Un kinésithérapeute effectue des soins de rééducation sur un patient Covid de réanimation à l'hôpital central de Nancy, le 8 février 2021

Un kinésithérapeute effectue des soins de rééducation sur un patient Covid de réanimation à l'hôpital central de Nancy, le 8 février 2021 - JEAN-CHRISTOPHE VERHAEGEN / AFP

La tension hospitalière s'aggrave alors que la cinquième vague de la pandémie de Covid-19 se poursuit en France. Olivier Véran a déclaré ce vendredi que de plus en plus de patients arrivaient en réanimation, situation qui ne devrait pas s'améliorer avant le mois de janvier.

Un chiffre qui montre l'ampleur de la cinquième vague. Invité sur Franceinfo ce vendredi, le ministre des Solidarités et de la Santé Olivier Véran a déclaré qu'en France aujourd'hui, "un malade est admis en réanimation toutes les dix minutes, jour et nuit". Il a d'ailleurs fait un parallèle avec la "deuxième et la troisième vague".

"Les modèles Pasteur nous avaient dit que nous serions à 2000 patients Covid en réanimation le 5 décembre. Ce sera le cas probablement le 4 décembre, donc nous sommes sur les modèles, et même un peu en avance", a expliqué le ministre.

Vers un pic fin janvier

En utilisant les mêmes données, il estime que le pic de la vague pourrait intervenir à la fin du mois de janvier. Pour faire face à l'aggravation de l'épidémie d'ici là, Olivier Véran met en avant "deux paramètres fondamentaux": les vaccinations de rappel ainsi que les gestes barrières.

La vaccination des enfants pour bientôt

"En faisant 400.000, 500.000, 600.000 doses de rappel par jour, vous allez amputer la vague", résume le ministre, qui ajoute que le chiffre de 500 000 injections quotidiennes a été atteint.
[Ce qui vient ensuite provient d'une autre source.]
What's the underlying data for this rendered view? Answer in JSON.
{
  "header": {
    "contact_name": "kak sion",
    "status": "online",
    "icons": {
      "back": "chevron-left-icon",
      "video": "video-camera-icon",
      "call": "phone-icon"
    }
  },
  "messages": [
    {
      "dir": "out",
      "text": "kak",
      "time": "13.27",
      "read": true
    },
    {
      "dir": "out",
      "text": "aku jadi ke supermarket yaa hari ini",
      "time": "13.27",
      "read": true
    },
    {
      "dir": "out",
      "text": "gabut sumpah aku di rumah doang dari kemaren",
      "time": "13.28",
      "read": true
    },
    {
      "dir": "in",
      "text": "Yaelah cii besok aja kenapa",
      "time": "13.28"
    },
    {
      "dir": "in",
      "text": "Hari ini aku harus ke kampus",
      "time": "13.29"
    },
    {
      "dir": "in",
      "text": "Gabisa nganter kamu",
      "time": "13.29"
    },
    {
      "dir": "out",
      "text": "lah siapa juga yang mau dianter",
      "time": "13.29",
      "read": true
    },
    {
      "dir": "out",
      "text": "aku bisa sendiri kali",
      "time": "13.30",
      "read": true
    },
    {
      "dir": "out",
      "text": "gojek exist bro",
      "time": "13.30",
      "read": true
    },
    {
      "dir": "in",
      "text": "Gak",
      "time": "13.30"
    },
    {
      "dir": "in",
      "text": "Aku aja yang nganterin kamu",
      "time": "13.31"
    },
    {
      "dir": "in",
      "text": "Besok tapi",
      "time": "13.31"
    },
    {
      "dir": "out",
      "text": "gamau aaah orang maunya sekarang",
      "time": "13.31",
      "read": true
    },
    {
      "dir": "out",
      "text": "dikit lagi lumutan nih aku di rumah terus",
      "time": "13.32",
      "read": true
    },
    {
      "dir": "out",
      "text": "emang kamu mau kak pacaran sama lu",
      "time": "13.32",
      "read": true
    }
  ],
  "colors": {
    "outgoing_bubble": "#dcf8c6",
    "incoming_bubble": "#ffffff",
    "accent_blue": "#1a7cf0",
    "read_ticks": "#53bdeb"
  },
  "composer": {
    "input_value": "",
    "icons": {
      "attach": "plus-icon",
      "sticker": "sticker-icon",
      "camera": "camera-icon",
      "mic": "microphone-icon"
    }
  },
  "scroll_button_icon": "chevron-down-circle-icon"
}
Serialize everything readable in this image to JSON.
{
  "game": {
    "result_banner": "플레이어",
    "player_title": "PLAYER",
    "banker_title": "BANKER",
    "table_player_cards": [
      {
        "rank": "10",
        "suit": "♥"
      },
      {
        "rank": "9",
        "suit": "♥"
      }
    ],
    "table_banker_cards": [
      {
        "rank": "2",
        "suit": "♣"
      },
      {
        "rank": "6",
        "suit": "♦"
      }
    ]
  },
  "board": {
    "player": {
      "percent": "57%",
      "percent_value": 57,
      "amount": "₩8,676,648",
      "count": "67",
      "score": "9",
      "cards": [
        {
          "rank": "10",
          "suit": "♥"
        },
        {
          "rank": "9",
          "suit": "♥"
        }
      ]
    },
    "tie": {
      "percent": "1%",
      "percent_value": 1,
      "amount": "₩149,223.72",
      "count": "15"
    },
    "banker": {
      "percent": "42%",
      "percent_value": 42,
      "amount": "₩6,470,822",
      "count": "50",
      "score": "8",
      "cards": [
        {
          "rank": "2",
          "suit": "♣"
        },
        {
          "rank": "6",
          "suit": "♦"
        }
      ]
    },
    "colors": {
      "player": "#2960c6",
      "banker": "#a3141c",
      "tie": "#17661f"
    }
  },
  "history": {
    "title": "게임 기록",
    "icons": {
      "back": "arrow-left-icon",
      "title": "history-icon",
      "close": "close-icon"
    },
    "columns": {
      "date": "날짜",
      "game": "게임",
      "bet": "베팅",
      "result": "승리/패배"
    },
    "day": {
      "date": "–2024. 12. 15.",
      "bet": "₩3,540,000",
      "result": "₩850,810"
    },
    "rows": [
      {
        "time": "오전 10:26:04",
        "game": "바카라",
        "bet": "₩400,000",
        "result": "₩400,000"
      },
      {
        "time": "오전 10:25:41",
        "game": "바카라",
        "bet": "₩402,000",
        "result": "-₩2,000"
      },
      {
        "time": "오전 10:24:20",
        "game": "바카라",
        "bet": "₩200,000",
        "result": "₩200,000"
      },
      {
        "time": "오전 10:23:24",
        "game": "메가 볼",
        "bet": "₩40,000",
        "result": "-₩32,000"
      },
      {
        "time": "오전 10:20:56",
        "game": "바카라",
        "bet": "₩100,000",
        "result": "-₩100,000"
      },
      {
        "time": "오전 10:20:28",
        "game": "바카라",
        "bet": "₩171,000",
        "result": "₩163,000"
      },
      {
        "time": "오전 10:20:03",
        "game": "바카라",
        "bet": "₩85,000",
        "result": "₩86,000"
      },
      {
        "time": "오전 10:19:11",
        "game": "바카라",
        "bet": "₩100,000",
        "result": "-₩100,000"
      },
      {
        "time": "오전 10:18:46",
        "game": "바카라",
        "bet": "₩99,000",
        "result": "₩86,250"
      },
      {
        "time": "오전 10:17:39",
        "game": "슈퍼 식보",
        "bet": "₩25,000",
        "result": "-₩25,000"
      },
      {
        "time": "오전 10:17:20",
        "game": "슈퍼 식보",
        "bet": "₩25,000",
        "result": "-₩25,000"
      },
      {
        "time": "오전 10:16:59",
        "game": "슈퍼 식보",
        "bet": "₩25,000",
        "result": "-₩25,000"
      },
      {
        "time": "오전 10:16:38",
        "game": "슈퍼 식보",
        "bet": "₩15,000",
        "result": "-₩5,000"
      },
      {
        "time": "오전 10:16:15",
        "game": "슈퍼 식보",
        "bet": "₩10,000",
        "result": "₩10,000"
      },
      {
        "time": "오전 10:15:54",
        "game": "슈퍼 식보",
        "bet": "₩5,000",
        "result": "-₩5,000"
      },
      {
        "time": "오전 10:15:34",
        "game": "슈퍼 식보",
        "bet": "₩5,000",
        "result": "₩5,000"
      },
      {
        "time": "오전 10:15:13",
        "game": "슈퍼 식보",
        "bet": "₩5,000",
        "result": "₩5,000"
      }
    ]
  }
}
Pour poursuivre cet effort, Olivier Véran a également promis qu'entre 600 et 700.000 créneaux de vaccination s'ouvriraient tous les jours.

"Nous avons suffisamment de vaccins à ARN messagers pour vacciner tout le monde, donc on n'est pas dépendant des livraisons à venir", a assuré le ministre de la Santé.

La vaccination pour les jeunes âgés de 5 à 11 ans "sujets à des formes graves" devrait d'ailleurs également se lancer à la fin du mois de décembre. En janvier, en cas de validation par la Haute autorité de santé, tous les enfants pourront recevoir une injection, a-t-il encore indiqué.